Faculty Books

Winter 2022

Choctaw ConfederatesChoctaw Confederates
The American Civil War in Indian Country
Fay A. Yarbrough ’97
The University of North Carolina Press, 2021

For many of us, the Civil War conjures up images of white men in blue and gray uniforms, fighting over slavery. But as Rice history professor Fay A. Yarbrough writes in “Choctaw Confederates,” other groups besides white Northerners and Southerners were drawn into the fray. Several American Indian nations, including the Choctaw Nation, sided with the Confederates. And as Yarbrough reveals, they weren’t halfhearted supporters but deeply entrenched allies. Choctaw leaders went so far as to declare any criticism of the Confederacy a form of treason against the Choctaw Nation, punishable by death.

Why was the tribe so committed to the Confederate cause? Yarbrough, who is also the author of “Race and the Cherokee Nation,” posits that while sovereignty and states’ rights were important to Choctaw leaders, so was slavery.
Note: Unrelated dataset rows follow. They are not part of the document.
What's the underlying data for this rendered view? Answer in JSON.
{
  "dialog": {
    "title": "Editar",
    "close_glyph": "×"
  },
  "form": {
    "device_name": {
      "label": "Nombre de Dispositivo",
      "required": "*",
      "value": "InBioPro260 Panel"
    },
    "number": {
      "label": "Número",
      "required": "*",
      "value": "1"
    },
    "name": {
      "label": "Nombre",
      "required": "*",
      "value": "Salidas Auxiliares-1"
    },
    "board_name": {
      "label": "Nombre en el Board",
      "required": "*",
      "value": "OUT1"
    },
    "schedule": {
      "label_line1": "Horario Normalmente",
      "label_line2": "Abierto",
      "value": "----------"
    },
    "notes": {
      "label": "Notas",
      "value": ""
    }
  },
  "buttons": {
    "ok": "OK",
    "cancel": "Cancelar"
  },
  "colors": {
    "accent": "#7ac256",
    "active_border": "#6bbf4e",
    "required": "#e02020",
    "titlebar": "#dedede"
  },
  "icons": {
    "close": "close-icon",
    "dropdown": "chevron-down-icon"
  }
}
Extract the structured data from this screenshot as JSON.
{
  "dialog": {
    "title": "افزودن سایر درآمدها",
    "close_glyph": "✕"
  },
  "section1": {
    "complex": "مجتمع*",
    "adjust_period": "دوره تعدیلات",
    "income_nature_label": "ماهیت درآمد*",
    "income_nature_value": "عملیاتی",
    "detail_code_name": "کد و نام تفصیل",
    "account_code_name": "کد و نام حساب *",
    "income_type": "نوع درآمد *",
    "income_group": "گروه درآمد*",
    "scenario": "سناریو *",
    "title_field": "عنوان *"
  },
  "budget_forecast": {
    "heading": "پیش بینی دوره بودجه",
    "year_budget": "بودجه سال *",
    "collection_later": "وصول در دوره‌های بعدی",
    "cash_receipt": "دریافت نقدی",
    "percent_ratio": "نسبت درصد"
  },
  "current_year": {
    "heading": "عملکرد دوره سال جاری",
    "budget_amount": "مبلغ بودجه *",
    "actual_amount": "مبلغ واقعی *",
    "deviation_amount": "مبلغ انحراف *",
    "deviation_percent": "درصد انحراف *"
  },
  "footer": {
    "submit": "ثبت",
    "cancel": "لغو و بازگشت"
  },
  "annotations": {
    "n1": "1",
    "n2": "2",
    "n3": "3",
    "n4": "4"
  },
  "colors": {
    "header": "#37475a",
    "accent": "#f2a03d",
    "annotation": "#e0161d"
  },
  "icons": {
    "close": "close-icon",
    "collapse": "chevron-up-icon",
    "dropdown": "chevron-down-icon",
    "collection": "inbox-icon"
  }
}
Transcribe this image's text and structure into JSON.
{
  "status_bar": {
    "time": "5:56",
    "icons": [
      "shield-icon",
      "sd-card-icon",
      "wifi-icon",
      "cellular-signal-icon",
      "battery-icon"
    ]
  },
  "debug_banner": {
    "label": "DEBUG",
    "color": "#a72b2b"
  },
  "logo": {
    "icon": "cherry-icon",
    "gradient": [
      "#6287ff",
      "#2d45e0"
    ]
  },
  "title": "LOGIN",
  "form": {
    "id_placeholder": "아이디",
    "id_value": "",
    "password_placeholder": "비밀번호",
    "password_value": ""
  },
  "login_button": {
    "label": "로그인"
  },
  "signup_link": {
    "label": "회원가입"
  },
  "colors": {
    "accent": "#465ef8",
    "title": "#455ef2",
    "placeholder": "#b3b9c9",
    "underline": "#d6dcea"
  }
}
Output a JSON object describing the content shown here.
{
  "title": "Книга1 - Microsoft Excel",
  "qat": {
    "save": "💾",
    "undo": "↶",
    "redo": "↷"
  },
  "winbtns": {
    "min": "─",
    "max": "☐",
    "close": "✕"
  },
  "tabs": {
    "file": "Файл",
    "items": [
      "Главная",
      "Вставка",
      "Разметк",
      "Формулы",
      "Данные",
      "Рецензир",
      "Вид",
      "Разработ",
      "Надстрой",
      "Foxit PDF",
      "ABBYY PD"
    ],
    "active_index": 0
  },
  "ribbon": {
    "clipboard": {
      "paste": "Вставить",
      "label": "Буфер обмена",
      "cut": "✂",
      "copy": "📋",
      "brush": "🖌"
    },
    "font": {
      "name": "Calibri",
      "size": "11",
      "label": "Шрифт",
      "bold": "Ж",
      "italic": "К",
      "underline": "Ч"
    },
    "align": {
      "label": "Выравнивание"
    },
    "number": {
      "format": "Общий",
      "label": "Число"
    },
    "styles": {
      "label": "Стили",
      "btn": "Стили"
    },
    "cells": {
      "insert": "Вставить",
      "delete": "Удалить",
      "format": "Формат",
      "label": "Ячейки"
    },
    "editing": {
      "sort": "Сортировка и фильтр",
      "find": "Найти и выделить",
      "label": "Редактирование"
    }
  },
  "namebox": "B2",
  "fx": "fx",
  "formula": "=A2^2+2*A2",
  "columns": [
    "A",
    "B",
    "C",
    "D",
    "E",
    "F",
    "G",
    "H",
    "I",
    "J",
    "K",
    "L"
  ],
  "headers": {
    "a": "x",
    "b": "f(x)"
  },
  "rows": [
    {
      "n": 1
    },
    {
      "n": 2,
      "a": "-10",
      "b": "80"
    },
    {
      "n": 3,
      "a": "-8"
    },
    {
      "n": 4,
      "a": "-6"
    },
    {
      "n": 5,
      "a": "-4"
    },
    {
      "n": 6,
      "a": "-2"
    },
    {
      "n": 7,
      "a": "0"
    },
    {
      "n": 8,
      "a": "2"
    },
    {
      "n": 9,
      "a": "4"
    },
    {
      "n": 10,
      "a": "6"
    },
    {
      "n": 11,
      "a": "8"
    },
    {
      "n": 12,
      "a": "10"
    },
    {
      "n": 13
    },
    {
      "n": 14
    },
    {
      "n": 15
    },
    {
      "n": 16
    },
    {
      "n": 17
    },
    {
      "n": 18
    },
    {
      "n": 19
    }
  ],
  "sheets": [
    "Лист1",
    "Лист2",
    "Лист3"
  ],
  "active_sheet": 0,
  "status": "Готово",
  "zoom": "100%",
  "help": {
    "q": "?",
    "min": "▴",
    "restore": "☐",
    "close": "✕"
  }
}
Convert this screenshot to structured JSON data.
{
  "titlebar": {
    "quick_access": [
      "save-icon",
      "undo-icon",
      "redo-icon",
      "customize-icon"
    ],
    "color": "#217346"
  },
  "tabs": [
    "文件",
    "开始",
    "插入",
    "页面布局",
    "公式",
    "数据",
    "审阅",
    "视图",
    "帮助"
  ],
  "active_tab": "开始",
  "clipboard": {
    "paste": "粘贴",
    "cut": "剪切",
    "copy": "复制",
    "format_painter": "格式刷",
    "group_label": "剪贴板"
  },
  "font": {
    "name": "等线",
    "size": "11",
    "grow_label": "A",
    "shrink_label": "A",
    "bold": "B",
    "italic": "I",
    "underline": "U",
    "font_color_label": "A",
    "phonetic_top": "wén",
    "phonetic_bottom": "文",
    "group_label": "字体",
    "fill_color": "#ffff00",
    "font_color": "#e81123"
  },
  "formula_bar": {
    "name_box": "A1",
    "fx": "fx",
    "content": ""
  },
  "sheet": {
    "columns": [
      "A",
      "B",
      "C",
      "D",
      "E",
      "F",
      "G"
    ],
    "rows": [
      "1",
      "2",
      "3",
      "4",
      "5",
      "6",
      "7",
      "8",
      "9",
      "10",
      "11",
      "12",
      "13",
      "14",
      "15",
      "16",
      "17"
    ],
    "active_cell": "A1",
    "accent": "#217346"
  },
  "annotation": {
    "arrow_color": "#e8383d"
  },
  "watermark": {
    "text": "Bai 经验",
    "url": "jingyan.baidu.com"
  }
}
The Choctaw had been active participants in the slave trade since as early as the 1720s, and by the 1800s they relied on enslaved people for both agricultural labor
and as English translators. At the start of the Civil War, enslaved people of African descent made up 14% of the population in the Choctaw Nation. “Ironically, given the history of removal, 19th-century Choctaws were far more ‘southern’ than their white contemporaries realized,” Yarbrough writes.


Collaborative Anthropology TodayCollaborative Anthropology Today
A Collection of Exceptions
Edited by Dominic Boyer and George E. Marcus
Cornell University Press, 2020

It’s no accident that “Collaborative Anthropology Today” is a joint effort. The essay collection, edited by Rice anthropology professor Dominic Boyer and University of California, Irvine anthropologist George E. Marcus (formerly a chair of anthropology at Rice), explores how collaboration can elevate anthropological research — and why individualism has dominated the field for roughly half a century.

In the late 19th and early 20th centuries, Boyer and Marcus write, anthropologists routinely collaborated with each other and with other scientists, from linguists to archaeologists to historians. Those collaborations led to some of the most ambitious and important anthropological enterprises of the era. But around the middle of the 20th century, the field underwent a shift toward a more individualistic model of research. By the 1980s, they write, “the dissertational norm became the solo-authored account of an individual scholar’s fieldwork.”

While individual work remains the norm today, collaboration has become increasingly common again — at least supplementarily, as Boyer and Marcus note in an introduction to the “collection of exceptions,” to the solo research rule presented by roughly two dozen contributors to the book. “This abundance of generative outreach to and engagement of other disciplines and arts seems to us to bode well for the liveliness of anthropological fieldwork, theory and ethnography going forward,” they write.